2) Impairment of brain function by microglial enhancer in aging and Alzheimer’s disease (AD)
　 The decline in tissue regeneration and homeostasis associated with life-stage progression is closely related to the functional alteration of macrophages. Microglia, a macrophage in the brain, is actively contributing to the brain development and maintenance during young age (regenerative microglia). However, with age, microglial inflammatory trait becomes prominent with impaired phagocytosis and brain-derived neurotrophic factor (BDNF) production etc (inflammatory microglia). As a result, functional neurons and synapses are decreased and destroyed. However, the overall picture and entire process of the microglial functional alteration and causative epigenomic transformation have not been clarified.
　 Using a novel RIKEN technology that can detect the active enhancer region at single base level, we are trying to identify the enhancers responsible for the microglial transformation during life-stage progression and AD development. To date, we have succeeded to identify 36,320 new microglial enhancers including 937 regions that become different with age, and the analysis of coding regions regulated by the enhancers using Hi-C technology is in progress. As enhancers are activated in a cell-type specific manner, one can expect the development of novel technology that specifically controls the age-related functional alteration of microglia.

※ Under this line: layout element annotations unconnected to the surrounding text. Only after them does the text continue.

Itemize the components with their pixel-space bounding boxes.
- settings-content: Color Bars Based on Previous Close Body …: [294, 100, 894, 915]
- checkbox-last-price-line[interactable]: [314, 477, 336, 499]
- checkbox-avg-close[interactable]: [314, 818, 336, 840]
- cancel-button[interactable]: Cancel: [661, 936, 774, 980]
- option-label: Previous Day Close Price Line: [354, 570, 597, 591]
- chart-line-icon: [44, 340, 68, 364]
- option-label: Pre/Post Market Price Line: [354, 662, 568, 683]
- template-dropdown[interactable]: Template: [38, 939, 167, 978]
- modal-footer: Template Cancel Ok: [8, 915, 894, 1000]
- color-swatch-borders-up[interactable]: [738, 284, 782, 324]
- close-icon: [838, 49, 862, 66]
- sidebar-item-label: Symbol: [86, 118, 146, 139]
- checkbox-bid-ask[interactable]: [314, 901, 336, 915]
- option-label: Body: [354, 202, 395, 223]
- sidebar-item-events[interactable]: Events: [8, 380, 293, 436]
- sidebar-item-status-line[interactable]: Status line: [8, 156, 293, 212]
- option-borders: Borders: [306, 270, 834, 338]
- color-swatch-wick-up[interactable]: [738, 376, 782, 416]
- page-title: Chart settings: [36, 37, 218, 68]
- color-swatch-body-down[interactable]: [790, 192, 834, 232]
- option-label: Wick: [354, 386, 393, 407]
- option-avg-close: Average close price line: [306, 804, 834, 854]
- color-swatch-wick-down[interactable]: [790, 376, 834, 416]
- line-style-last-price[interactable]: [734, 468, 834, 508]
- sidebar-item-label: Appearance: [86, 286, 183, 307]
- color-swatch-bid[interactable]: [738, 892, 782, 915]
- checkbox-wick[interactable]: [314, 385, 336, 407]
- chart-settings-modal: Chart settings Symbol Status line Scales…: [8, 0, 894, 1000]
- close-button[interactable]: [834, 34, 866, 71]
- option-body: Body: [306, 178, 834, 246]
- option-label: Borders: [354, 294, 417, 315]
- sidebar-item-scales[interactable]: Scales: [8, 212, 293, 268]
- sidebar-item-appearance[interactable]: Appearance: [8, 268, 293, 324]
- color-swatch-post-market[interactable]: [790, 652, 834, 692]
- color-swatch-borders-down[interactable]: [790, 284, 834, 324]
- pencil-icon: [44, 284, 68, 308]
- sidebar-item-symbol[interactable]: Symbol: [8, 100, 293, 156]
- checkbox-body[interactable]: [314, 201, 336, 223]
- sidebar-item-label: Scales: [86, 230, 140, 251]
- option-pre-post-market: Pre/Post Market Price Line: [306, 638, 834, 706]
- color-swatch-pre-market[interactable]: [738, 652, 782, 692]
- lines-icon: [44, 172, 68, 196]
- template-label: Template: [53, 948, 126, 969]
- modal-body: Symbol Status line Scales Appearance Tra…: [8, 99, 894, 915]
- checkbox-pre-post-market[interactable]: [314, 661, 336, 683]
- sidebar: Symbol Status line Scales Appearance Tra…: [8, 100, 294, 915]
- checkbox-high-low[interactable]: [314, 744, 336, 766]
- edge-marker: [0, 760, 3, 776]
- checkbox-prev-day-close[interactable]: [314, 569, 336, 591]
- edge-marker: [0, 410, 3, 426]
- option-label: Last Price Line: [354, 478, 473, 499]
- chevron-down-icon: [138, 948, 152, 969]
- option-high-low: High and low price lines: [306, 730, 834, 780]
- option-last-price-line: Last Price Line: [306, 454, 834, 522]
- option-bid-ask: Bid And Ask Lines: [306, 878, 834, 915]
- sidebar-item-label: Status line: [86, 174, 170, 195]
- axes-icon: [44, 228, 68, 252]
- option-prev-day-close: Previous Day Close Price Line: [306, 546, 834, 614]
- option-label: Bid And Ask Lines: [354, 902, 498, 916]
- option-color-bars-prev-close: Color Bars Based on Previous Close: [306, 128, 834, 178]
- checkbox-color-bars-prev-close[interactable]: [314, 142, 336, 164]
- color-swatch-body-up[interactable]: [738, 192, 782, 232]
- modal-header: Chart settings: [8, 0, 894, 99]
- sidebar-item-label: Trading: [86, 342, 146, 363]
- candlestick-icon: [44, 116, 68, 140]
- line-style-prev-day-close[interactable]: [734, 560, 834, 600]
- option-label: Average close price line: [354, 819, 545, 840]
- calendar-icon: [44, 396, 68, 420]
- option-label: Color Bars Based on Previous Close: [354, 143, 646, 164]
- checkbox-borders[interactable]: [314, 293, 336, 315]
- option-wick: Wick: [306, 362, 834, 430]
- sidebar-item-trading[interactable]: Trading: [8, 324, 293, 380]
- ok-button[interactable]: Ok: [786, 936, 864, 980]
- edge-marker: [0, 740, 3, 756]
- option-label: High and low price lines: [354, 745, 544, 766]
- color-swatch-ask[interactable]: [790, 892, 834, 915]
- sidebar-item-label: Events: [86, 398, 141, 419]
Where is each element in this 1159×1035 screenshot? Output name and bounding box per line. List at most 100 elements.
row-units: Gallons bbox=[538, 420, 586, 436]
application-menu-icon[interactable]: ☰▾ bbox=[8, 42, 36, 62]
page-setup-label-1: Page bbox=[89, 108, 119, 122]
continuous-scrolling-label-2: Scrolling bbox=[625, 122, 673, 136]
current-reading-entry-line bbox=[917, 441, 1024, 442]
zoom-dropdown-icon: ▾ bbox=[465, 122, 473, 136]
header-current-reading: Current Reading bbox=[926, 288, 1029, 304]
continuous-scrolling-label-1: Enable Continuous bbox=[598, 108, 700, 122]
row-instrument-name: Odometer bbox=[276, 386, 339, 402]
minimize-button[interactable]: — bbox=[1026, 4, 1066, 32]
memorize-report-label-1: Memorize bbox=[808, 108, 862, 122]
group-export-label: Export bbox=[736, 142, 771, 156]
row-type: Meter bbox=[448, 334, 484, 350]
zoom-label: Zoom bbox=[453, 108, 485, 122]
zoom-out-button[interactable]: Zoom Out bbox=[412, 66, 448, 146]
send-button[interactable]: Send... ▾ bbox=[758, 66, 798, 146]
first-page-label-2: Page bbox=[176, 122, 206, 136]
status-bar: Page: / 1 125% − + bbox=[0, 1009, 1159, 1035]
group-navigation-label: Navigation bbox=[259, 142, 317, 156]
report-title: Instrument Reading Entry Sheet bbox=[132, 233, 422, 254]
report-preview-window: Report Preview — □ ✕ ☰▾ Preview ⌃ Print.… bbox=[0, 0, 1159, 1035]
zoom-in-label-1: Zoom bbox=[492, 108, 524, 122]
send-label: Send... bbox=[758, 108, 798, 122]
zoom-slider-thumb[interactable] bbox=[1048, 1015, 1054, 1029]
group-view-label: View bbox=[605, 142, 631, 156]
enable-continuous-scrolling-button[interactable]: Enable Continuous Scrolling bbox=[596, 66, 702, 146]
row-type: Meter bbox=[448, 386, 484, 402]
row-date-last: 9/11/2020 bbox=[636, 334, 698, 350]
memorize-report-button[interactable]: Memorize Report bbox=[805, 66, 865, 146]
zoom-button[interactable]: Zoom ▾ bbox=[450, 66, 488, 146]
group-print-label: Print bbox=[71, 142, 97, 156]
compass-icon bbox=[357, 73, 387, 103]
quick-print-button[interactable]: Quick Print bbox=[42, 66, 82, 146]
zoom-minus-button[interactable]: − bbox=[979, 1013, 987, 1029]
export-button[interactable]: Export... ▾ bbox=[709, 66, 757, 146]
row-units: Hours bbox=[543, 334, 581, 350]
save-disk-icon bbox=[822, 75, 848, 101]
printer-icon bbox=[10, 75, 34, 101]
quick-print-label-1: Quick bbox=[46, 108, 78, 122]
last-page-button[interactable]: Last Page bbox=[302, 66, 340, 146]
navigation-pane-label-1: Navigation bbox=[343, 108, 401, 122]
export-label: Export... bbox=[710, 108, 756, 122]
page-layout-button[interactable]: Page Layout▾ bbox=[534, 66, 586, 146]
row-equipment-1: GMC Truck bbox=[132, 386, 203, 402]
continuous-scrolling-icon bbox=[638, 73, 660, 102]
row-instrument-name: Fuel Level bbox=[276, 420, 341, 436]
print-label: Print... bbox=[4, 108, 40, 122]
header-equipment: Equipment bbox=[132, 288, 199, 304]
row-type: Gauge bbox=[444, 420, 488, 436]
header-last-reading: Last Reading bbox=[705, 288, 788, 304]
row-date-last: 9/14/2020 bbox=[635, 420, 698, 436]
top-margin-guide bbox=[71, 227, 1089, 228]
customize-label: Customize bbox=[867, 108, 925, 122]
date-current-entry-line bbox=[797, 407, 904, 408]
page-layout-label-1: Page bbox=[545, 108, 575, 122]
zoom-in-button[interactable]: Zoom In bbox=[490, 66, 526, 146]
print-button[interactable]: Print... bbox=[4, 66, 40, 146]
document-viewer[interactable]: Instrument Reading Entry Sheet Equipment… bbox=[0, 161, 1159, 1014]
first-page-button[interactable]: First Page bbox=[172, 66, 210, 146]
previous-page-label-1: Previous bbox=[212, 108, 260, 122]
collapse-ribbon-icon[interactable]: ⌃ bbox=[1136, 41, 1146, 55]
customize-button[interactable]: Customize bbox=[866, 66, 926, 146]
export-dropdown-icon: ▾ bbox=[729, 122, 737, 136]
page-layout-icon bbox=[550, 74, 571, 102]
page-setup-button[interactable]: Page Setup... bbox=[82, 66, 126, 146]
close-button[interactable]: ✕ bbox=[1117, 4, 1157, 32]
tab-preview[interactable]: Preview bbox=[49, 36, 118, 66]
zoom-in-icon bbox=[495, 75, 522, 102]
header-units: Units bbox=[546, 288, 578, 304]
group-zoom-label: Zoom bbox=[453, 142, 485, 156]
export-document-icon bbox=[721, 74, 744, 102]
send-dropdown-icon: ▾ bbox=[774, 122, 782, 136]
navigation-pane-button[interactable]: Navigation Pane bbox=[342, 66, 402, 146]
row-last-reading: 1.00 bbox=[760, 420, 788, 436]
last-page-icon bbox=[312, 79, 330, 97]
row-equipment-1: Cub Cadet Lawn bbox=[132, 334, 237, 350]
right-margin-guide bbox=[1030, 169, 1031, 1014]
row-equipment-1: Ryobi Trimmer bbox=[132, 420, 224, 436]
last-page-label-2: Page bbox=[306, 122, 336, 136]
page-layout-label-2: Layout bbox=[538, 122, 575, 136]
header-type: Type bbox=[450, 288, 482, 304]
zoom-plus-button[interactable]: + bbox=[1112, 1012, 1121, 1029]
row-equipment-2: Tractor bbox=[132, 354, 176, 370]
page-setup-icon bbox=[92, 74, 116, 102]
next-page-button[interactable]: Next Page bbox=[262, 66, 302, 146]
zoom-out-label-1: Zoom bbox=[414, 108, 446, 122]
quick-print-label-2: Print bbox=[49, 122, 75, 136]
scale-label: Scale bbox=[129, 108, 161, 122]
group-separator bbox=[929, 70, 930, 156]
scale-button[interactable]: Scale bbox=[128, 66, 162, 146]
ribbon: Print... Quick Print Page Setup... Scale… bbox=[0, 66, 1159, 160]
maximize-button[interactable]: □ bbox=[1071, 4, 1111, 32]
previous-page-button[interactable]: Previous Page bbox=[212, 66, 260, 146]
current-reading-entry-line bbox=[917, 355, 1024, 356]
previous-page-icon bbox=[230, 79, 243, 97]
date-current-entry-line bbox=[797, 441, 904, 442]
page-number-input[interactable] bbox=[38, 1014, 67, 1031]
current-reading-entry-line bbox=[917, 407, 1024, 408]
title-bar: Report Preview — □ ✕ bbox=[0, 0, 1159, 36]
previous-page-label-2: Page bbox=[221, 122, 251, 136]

2. Research on tissue stem cells
1) Tissue homeostasis and its breakdown on the basis of immune cell-tissue stem cell interplay
　Even under the steady-state, type I interferons (IFNs) are consistently produced, albeit in trace amounts, so called “physiologic type I IFNs”. We previously reported that the physiologic type I IFNs induce proliferation and exhaustion in hematopoietic stem cells (HSCs), and that interferon regulatory factor-2 (IRF2), a transcriptional suppressor of type I IFN signaling, preserves the self-renewal and multi-lineage differentiation capacity of HSCs (Nat Med 2009). Based on this achievement, we examined the significance of physiologic type I IFNs in intestinal stem cells (ISCs) and found that it reduces the number and function of ISCs, resulting in the promoted differentiation into secretory progenitors (Nat Cell Biol 2020). Similarly, physiologic type I IFNs impaired the stemness of colonic stem cells (CSCs), leading to the defective colonic regeneration with lethality in a DSS colitis model (Sci Rep 2020).
Although several types of cells are synchronously involved in the damage-induced epithelial regeneration, it remains unclear to what degree each population contributes to the overall epithelial regeneration. Using a combination of genetic lineage tracing, single-cell gene expression profiling, and organoid-formation assays, we characterized the heterogeneity of epithelial stem cells in the radiation-damaged intestine. As a result, we found that the main cell of origin after intestinal injury originated from Lgr5+ cells (Sci Rep 2020).

2) Establishment of human tongue cancer organoid biobank
　Squamous cell carcinoma occurs in the oral cavity, esophagus, lungs, and cervix. Tongue cancer accounts for about 60% of oral cancer, and the 5-year survival rate is extremely low for advanced tongue cancer, and the recurrence rate after radical treatment is also high. Similarly, squamous cell carcinoma of the esophagus, which is characteristic of Asian countries including Japan, has a very high recurrence rate after curative treatment. As a multicenter collaborative study, our research group has succeeded in constructing an organoid library specialized for human tongue cancer and human esophageal squamous cell carcinoma, which has never been reported (34 cases of tongue cancer and 18 cases of esophageal cancer, ongoing). In addition, we have established cancer organoids that are resistant to anticancer drugs used in clinical treatment (4 cases of tongue cancer and 4 cases of esophageal cancer, ongoing). Using these unique resources, the elucidation of the mechanism for acquiring anticancer drug resistance and the search for drug discovery are in progress.

Immunology lectures in Faculty of Medicine, Masters Degree, and Doctoral Programs, Graduate School Seminar in other universities as a adjunct lecturer, and educational and research guidance for individual graduate students.